Hubo un tiempo en el que los escritores eran los contestatarios. Las frases de Oscar Wilde sobre la moda (“una forma de fealdad tan insoportable que tenemos que cambiarla cada seis meses”), los disfraces de Virginia Woolf en el famoso incidente del “Bunga, Bunga” o el desfile callejero de Louis Aragon, comunista y declarado gay al final de su vida, son muestras de lo que era considerado un escritor: un subversivo no solo por su obra sino por su conducta. Los poderosos en cambio eran gente seria y solemne. El deterioro de esa imagen del artista es uno de los muchos temas del magnífico ensayo que acaba de publicar Carlos Granés, El rugido de nuestro tiempo.
En uno de sus pasajes, Granés cita una entrevista a la dramaturga española Angélica Liddell en el diario El Mundo. Según Liddell, el mundo de la cultura había dejado de valorar la libertad irresponsable y desvergonzada, y estaba propiciando con sus restricciones, “su ansia de corrección y, en suma, su estupidez en conserva”. Según comenta Granés, “el creador se ha condenado a ser un santurrón y un sumiso de la moral imperante. Se le exige a su obra que cumple con las consignas de la ‘corrección política’ ”. En otras palabras, se critica las obras artísticas según cumplan, o no, con criterios ideológicos. Mientras tanto, los políticos son “los nuevos demiurgos que promueven el teatro y la ficción pero no en los escenarios y en los libros sino en la calle”.

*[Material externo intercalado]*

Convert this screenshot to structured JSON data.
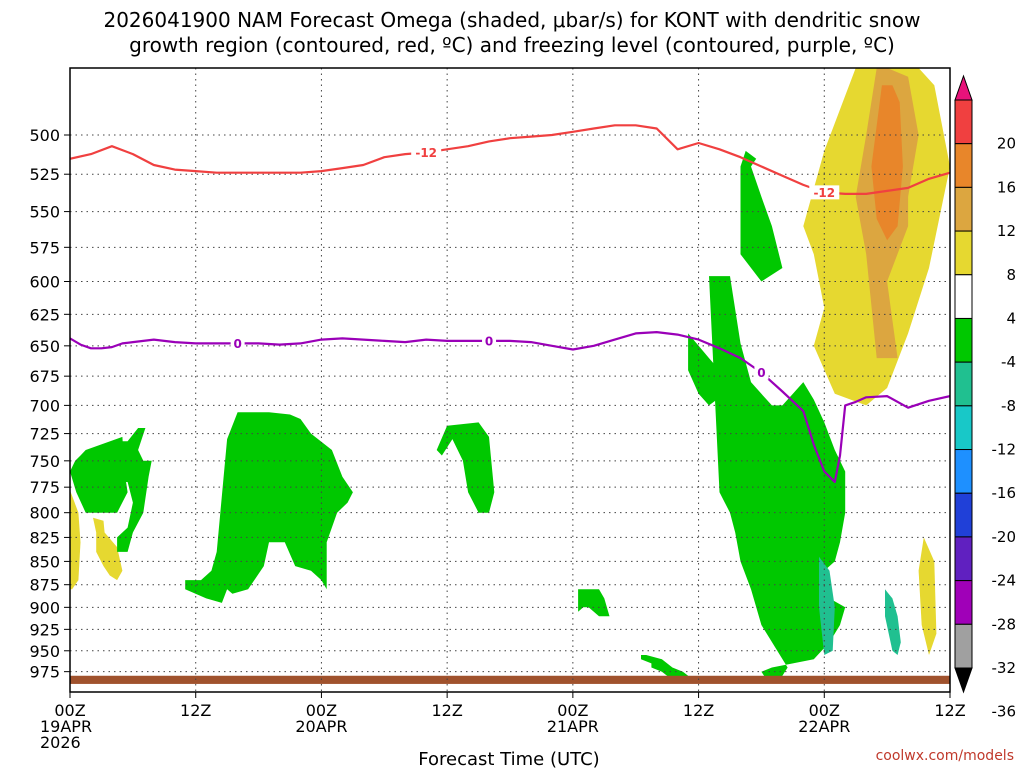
{
  "chart_data": {
    "type": "heatmap",
    "title_line1": "2026041900 NAM Forecast Omega (shaded, μbar/s) for KONT with dendritic snow",
    "title_line2": "growth region (contoured, red, ºC) and freezing level (contoured, purple, ºC)",
    "xlabel": "Forecast Time (UTC)",
    "credit": "coolwx.com/models",
    "x_range_hours": [
      0,
      84
    ],
    "y_range_mb": [
      1000,
      460
    ],
    "y_ticks": [
      500,
      525,
      550,
      575,
      600,
      625,
      650,
      675,
      700,
      725,
      750,
      775,
      800,
      825,
      850,
      875,
      900,
      925,
      950,
      975
    ],
    "x_ticks": [
      {
        "hour": 0,
        "line1": "00Z",
        "line2": "19APR",
        "line3": "2026"
      },
      {
        "hour": 12,
        "line1": "12Z",
        "line2": "",
        "line3": ""
      },
      {
        "hour": 24,
        "line1": "00Z",
        "line2": "20APR",
        "line3": ""
      },
      {
        "hour": 36,
        "line1": "12Z",
        "line2": "",
        "line3": ""
      },
      {
        "hour": 48,
        "line1": "00Z",
        "line2": "21APR",
        "line3": ""
      },
      {
        "hour": 60,
        "line1": "12Z",
        "line2": "",
        "line3": ""
      },
      {
        "hour": 72,
        "line1": "00Z",
        "line2": "22APR",
        "line3": ""
      },
      {
        "hour": 84,
        "line1": "12Z",
        "line2": "",
        "line3": ""
      }
    ],
    "colorbar": {
      "labels": [
        "20",
        "16",
        "12",
        "8",
        "4",
        "-4",
        "-8",
        "-12",
        "-16",
        "-20",
        "-24",
        "-28",
        "-32",
        "-36"
      ],
      "bins": [
        {
          "range": "> 20",
          "color": "#e8127a"
        },
        {
          "range": "16 to 20",
          "color": "#f04040"
        },
        {
          "range": "12 to 16",
          "color": "#e8862a"
        },
        {
          "range": "8 to 12",
          "color": "#dca640"
        },
        {
          "range": "4 to 8",
          "color": "#e6d830"
        },
        {
          "range": "-4 to 4",
          "color": "#ffffff"
        },
        {
          "range": "-8 to -4",
          "color": "#00c800"
        },
        {
          "range": "-12 to -8",
          "color": "#20c090"
        },
        {
          "range": "-16 to -12",
          "color": "#18c8c8"
        },
        {
          "range": "-20 to -16",
          "color": "#1e90ff"
        },
        {
          "range": "-24 to -20",
          "color": "#2040d8"
        },
        {
          "range": "-28 to -24",
          "color": "#6020c0"
        },
        {
          "range": "-32 to -28",
          "color": "#a000b8"
        },
        {
          "range": "-36 to -32",
          "color": "#a0a0a0"
        },
        {
          "range": "< -36",
          "color": "#000000"
        }
      ]
    },
    "isotherm_minus12": {
      "label": "-12",
      "color": "#f04040",
      "hours": [
        0,
        2,
        4,
        6,
        8,
        10,
        12,
        14,
        16,
        18,
        20,
        22,
        24,
        26,
        28,
        30,
        32,
        34,
        36,
        38,
        40,
        42,
        44,
        46,
        48,
        50,
        52,
        54,
        56,
        58,
        60,
        62,
        64,
        66,
        68,
        70,
        72,
        74,
        76,
        78,
        80,
        82,
        84
      ],
      "mb": [
        515,
        512,
        507,
        512,
        519,
        522,
        523,
        524,
        524,
        524,
        524,
        524,
        523,
        521,
        519,
        514,
        512,
        511,
        509,
        507,
        504,
        502,
        501,
        500,
        498,
        496,
        494,
        494,
        496,
        509,
        505,
        509,
        514,
        520,
        526,
        532,
        537,
        538,
        538,
        536,
        534,
        528,
        524
      ]
    },
    "isotherm_zero": {
      "label": "0",
      "color": "#9a00b8",
      "hours": [
        0,
        1,
        2,
        3,
        4,
        5,
        6,
        8,
        10,
        12,
        14,
        16,
        18,
        20,
        22,
        24,
        26,
        28,
        30,
        32,
        34,
        36,
        38,
        40,
        42,
        44,
        46,
        48,
        50,
        52,
        54,
        56,
        58,
        60,
        62,
        64,
        66,
        68,
        70,
        71,
        72,
        73,
        73.5,
        74,
        75,
        76,
        78,
        80,
        82,
        84
      ],
      "mb": [
        644,
        649,
        652,
        652,
        651,
        648,
        647,
        645,
        647,
        648,
        648,
        648,
        648,
        649,
        648,
        645,
        644,
        645,
        646,
        647,
        645,
        646,
        646,
        646,
        646,
        647,
        650,
        653,
        650,
        645,
        640,
        639,
        641,
        645,
        652,
        660,
        672,
        688,
        705,
        735,
        760,
        770,
        745,
        700,
        697,
        693,
        692,
        702,
        696,
        692
      ]
    },
    "omega_regions": [
      {
        "level": "4 to 8",
        "hours": [
          75,
          72,
          70,
          71,
          72,
          71,
          73,
          76,
          78,
          80,
          82,
          84,
          82.5,
          81,
          78,
          76
        ],
        "mb": [
          460,
          510,
          560,
          580,
          620,
          650,
          690,
          700,
          685,
          640,
          590,
          520,
          470,
          460,
          460,
          460
        ]
      },
      {
        "level": "8 to 12",
        "hours": [
          77,
          76,
          75,
          76,
          77,
          79,
          78,
          80,
          80,
          81,
          80,
          78
        ],
        "mb": [
          460,
          500,
          540,
          580,
          660,
          660,
          600,
          560,
          540,
          500,
          465,
          460
        ]
      },
      {
        "level": "12 to 16",
        "hours": [
          77.5,
          76.5,
          77,
          78,
          79,
          79.5,
          79.2,
          78.5
        ],
        "mb": [
          470,
          520,
          555,
          570,
          560,
          520,
          480,
          470
        ]
      },
      {
        "level": "4 to 8",
        "hours": [
          84,
          84.3,
          84.4,
          84.1
        ],
        "mb": [
          480,
          500,
          650,
          680
        ]
      },
      {
        "level": "4 to 8",
        "hours": [
          81.5,
          81,
          81.3,
          82,
          82.7,
          82.5,
          81.5
        ],
        "mb": [
          825,
          860,
          920,
          955,
          930,
          850,
          825
        ]
      },
      {
        "level": "4 to 8",
        "hours": [
          0,
          0.8,
          1,
          0.8,
          0.2,
          0
        ],
        "mb": [
          778,
          800,
          830,
          870,
          880,
          880
        ]
      },
      {
        "level": "4 to 8",
        "hours": [
          2.2,
          3.2,
          3.3,
          4.5,
          5,
          4.5,
          3.8,
          3.2,
          2.5,
          2.5
        ],
        "mb": [
          805,
          808,
          820,
          835,
          860,
          870,
          865,
          855,
          840,
          820
        ]
      },
      {
        "level": "-8 to -4",
        "hours": [
          5.5,
          6.5,
          7.2,
          6.5,
          7,
          7.8,
          7.5,
          7,
          6,
          5.5,
          4.5,
          4.5,
          5.5,
          6,
          5.5,
          4.5,
          4.5,
          5
        ],
        "mb": [
          732,
          720,
          720,
          740,
          750,
          750,
          765,
          800,
          820,
          840,
          840,
          825,
          815,
          790,
          770,
          770,
          745,
          732
        ]
      },
      {
        "level": "-8 to -4",
        "hours": [
          16,
          19,
          21,
          22,
          23,
          25,
          26,
          27,
          26.5,
          25.5,
          24.5,
          24.5,
          24,
          23,
          21.5,
          20.5,
          19.5,
          19,
          18.5,
          17,
          15.5,
          15,
          14.5,
          13,
          11,
          11,
          12.5,
          13.5,
          14,
          15
        ],
        "mb": [
          706,
          706,
          708,
          712,
          725,
          740,
          765,
          780,
          790,
          800,
          830,
          880,
          870,
          860,
          855,
          830,
          830,
          830,
          855,
          880,
          885,
          880,
          895,
          890,
          880,
          870,
          870,
          860,
          840,
          730
        ]
      },
      {
        "level": "-8 to -4",
        "hours": [
          36,
          39,
          40,
          40.5,
          40,
          39,
          38,
          37.5,
          36.5,
          35.5,
          35
        ],
        "mb": [
          718,
          715,
          728,
          780,
          800,
          800,
          780,
          750,
          730,
          745,
          740
        ]
      },
      {
        "level": "-8 to -4",
        "hours": [
          5,
          5.2,
          5.5,
          4.5,
          1.5,
          0.6,
          0,
          0.5,
          1,
          1.5
        ],
        "mb": [
          728,
          760,
          780,
          800,
          800,
          780,
          760,
          750,
          745,
          740
        ]
      },
      {
        "level": "-8 to -4",
        "hours": [
          48,
          50.5,
          51,
          51.5,
          50.5,
          49.5,
          49,
          48.5,
          48.5
        ],
        "mb": [
          880,
          880,
          890,
          910,
          910,
          900,
          900,
          905,
          880
        ]
      },
      {
        "level": "-8 to -4",
        "hours": [
          55,
          56.5,
          57.5,
          58.5,
          59,
          58.5,
          57.5,
          56.5,
          55.5,
          55.5,
          54.5,
          54.5
        ],
        "mb": [
          955,
          960,
          970,
          975,
          980,
          985,
          985,
          975,
          970,
          965,
          960,
          955
        ]
      },
      {
        "level": "-8 to -4",
        "hours": [
          61,
          63,
          64,
          65,
          66,
          67,
          68,
          69,
          70,
          71,
          72,
          73,
          74,
          74,
          73.5,
          73,
          72,
          72,
          71.5,
          72.5,
          74,
          73.5,
          72.5,
          71,
          69,
          67,
          66,
          66.5,
          67.5,
          68,
          68.5,
          66,
          65,
          64,
          63.5,
          63,
          62.5,
          62
        ],
        "mb": [
          596,
          596,
          648,
          680,
          690,
          700,
          700,
          690,
          680,
          695,
          715,
          740,
          760,
          800,
          830,
          850,
          860,
          870,
          880,
          890,
          900,
          920,
          940,
          960,
          965,
          970,
          975,
          985,
          985,
          980,
          970,
          920,
          880,
          850,
          820,
          800,
          790,
          780
        ]
      },
      {
        "level": "-8 to -4",
        "hours": [
          64,
          66,
          68,
          67,
          66,
          65,
          65.5,
          64.5,
          64
        ],
        "mb": [
          580,
          600,
          590,
          560,
          540,
          520,
          515,
          510,
          520
        ]
      },
      {
        "level": "-8 to -4",
        "hours": [
          59,
          60,
          61,
          62,
          62.5,
          61,
          60,
          59
        ],
        "mb": [
          640,
          650,
          660,
          670,
          690,
          700,
          690,
          670
        ]
      },
      {
        "level": "-12 to -8",
        "hours": [
          71.5,
          72.5,
          73,
          72.8,
          72,
          71.5
        ],
        "mb": [
          845,
          860,
          900,
          950,
          955,
          900
        ]
      },
      {
        "level": "-12 to -8",
        "hours": [
          77.8,
          78.5,
          79,
          79.3,
          79,
          78.5,
          77.8
        ],
        "mb": [
          880,
          890,
          910,
          940,
          955,
          950,
          910
        ]
      }
    ],
    "ground": {
      "label": "terrain",
      "color": "#a0522d",
      "top_mb": 980,
      "bottom_mb": 990
    }
  }
}
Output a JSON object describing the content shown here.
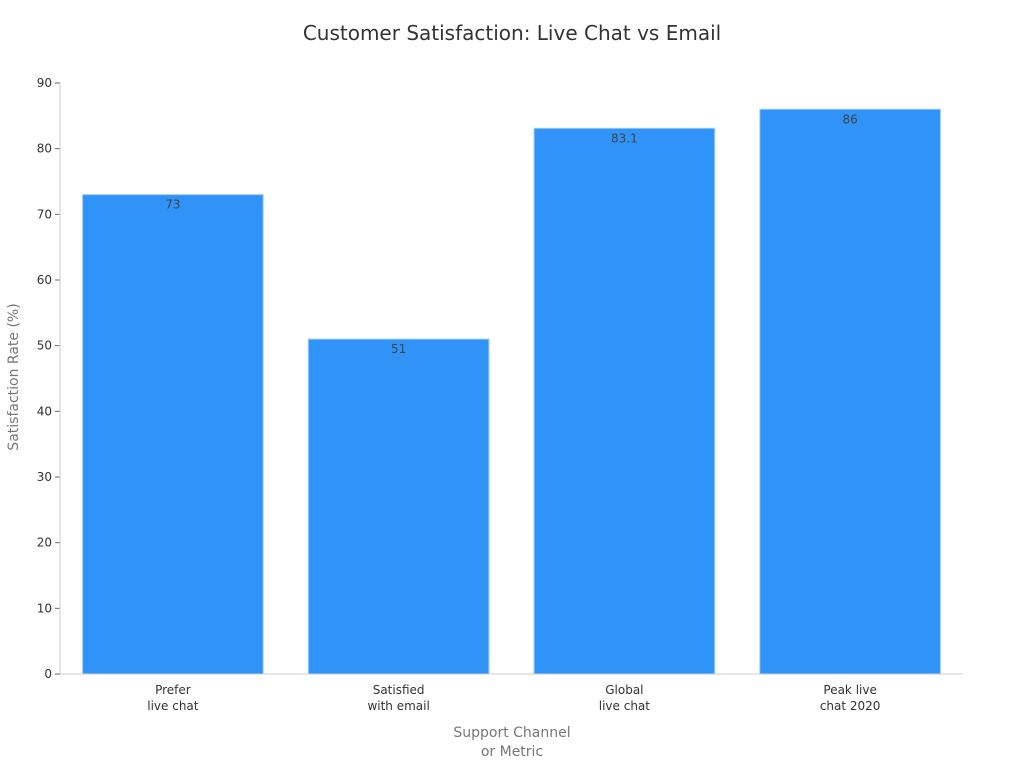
{
  "chart_data": {
    "type": "bar",
    "title": "Customer Satisfaction: Live Chat vs Email",
    "xlabel": [
      "Support Channel",
      "or Metric"
    ],
    "ylabel": "Satisfaction Rate (%)",
    "categories": [
      [
        "Prefer",
        "live chat"
      ],
      [
        "Satisfied",
        "with email"
      ],
      [
        "Global",
        "live chat"
      ],
      [
        "Peak live",
        "chat 2020"
      ]
    ],
    "values": [
      73,
      51,
      83.1,
      86
    ],
    "data_labels": [
      "73",
      "51",
      "83.1",
      "86"
    ],
    "ylim": [
      0,
      90
    ],
    "yticks": [
      0,
      10,
      20,
      30,
      40,
      50,
      60,
      70,
      80,
      90
    ],
    "grid": false,
    "legend": "none",
    "colors": {
      "bar": "#2F93F8",
      "bar_edge": "#9FCBF7",
      "axis": "#cccccc",
      "tick_text": "#333333",
      "axis_title": "#777777",
      "title": "#333333"
    }
  }
}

Mientras los artistas deben cumplir las normas morales “correctas” (véase la discusión moral sobre la novela Lolita), la creación de una cultura transgresora ha pasado a la política. El político hace hoy lo que el artista hacía antes. Inventa mitos y ficciones. Los ejemplos son numerosos. El excandidato presidencial de Estados Unidos anunció que los inmigrantes se comían las mascotas en una ciudad americana. Milei baila el rock (“Dame el fuego de tu amor”) y Maduro adelantó la fecha de la Navidad para el 1 de octubre de este año. Son personajes de novela. Mientras la literatura es un convento, la política es un circo.
El libro de Granés explora con mucha inteligencia otros mitos latinoamericanos. De un lado la idea extendida y conveniente, según la cual la conquista de los españoles fue la ruptura de un estado idílico. Todos nuestros males vendrían de la violencia que trajo España. La otra fuerza de moda convierte a la América Latina en un apéndice de España. Ambos radicalismos forman parte de nuestra historia.
Granés desarrolla con claridad los argumentos que llevan a su conclusión. Entre el decolonialismo y el panhispanismo, el derrotero de la América Latina es el de su identidad: una integración de tradiciones (nuestras “migraciones y mezclas”) que forma una cultura que es parte de Occidente. Latinoamérica posee una identidad múltiple que en consecuencia no admite los radicalismos ideológicos o culturales. A ver si paramos a los payasos del circo.